To create a quantum computer that processes data at tremendous speeds--trillions of times quicker than the world's fastest computer, China's supercomputer Tianhe-2--is the target of a prospective game-changing scheme introduced by Alibaba Group Holding Ltd. and the Chinese Academy of Sciences (CAS).
If the venture becomes successful, the effect of having a China-based lightning-speed computer could make all modern technological developments worldwide during the past 50 years look like baby steps.
Researchers at tech firms, such as Microsoft Corp., International Business Machines Corp. and Google Inc., as well as governments around the globe, have invested on quantum computer technology in recent years.
Alibaba has been the first Chinese tech firm to join the worldwide quest for commercial uses of accelerated computational capacity on a large scale. Alibaba broadcast in late July that Aliyun, its cloud-computing arm, had signed a 15-year partnership with CAS, a top government research entity, to open the Shanghai-based Alibaba Quantum Computing Laboratory.
Lab supporters anticipate not just the ground-breaking computing power of the next-gen computer, but also its potential for foolproof cryptography. A quantum computer could also be of great help in fine-tuning weather forecasting, stock market analysis, astronomical research, and other major applications.

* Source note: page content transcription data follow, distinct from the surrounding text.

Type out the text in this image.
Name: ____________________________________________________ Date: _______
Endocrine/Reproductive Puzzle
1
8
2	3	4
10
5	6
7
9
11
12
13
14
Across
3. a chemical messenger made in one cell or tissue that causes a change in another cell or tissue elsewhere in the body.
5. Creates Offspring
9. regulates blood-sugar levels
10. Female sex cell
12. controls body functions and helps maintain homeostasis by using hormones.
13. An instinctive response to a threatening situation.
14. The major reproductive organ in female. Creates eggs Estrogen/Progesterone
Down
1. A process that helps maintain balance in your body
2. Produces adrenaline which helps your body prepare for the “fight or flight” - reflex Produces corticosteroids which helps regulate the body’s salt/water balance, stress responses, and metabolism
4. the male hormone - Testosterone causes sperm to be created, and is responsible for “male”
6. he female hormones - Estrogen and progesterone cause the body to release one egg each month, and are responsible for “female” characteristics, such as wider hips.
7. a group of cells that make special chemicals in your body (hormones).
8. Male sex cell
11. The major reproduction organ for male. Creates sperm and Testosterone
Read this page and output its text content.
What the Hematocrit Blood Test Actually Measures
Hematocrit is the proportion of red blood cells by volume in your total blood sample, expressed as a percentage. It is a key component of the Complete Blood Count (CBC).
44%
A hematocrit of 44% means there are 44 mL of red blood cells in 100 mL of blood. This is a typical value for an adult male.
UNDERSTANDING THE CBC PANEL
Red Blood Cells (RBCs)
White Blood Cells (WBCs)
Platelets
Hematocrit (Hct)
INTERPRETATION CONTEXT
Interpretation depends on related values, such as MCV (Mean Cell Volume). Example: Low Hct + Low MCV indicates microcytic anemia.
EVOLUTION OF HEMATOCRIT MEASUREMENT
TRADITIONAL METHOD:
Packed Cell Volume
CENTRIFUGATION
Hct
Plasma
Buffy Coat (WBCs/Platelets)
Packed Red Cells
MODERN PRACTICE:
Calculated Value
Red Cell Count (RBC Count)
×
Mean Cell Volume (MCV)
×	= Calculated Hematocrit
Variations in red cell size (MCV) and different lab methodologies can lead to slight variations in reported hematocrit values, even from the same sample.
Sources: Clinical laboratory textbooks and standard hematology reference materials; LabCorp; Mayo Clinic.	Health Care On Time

The e-commerce tycoon committed to support the lab with an annual 30 million yuan over the next five years.
Pan Jianwei, a well-known quantum physics scientist, was hired to be the lab's head scientist.
By 2030, the science lab is expected to have created a generic-purpose quantum computer prototype with 50 to 100 "quantum bits," also known as "qubits," the basic units of quantum information.
Lu Zhaoyang, a lab researcher at the Alibaba-CAS and a quantum physics professor at the Hefei-based University of Science and Technology of China in Anhui, said that a quantum computation that utilizes 45 qubits would be equal to the calculation prowess of the Tianhe-2. This implies that a quantum computer able to process hundreds of qubits or more would leave a regular supercomputer in the dinosaur era.
Commercial Interest
Compared to the investments of other giant firms, Alibaba's investment is much lower. IBM, for example, has spent $3 billion since 2014. However, Alibaba's involvement in a cutting-edge scientific research is China's biggest-ever investment in a major scientific venture by a private company.
Corporations worldwide that have placed their bets on quantum computing have encountered a variety of hurdles, the most major being money and time.
Research on quantum computing not only costs a huge amount of money, but also requires a lot of time. University of London's computer science professor Peter Bentley told the press after the introduction of the Google-NASA lab that Google might have to invest billions of dollars and support scientists for a number of decades before reaping any actual benefits related to quantum computing research.
But Alibaba continued to join the initiative because it saw this blossoming technology as a huge opportunity for the future, Alibaba's chief technology officer Wang Jian said.
"We know quantum computing is feasible," he said. "But nobody knows what a quantum computer will look like."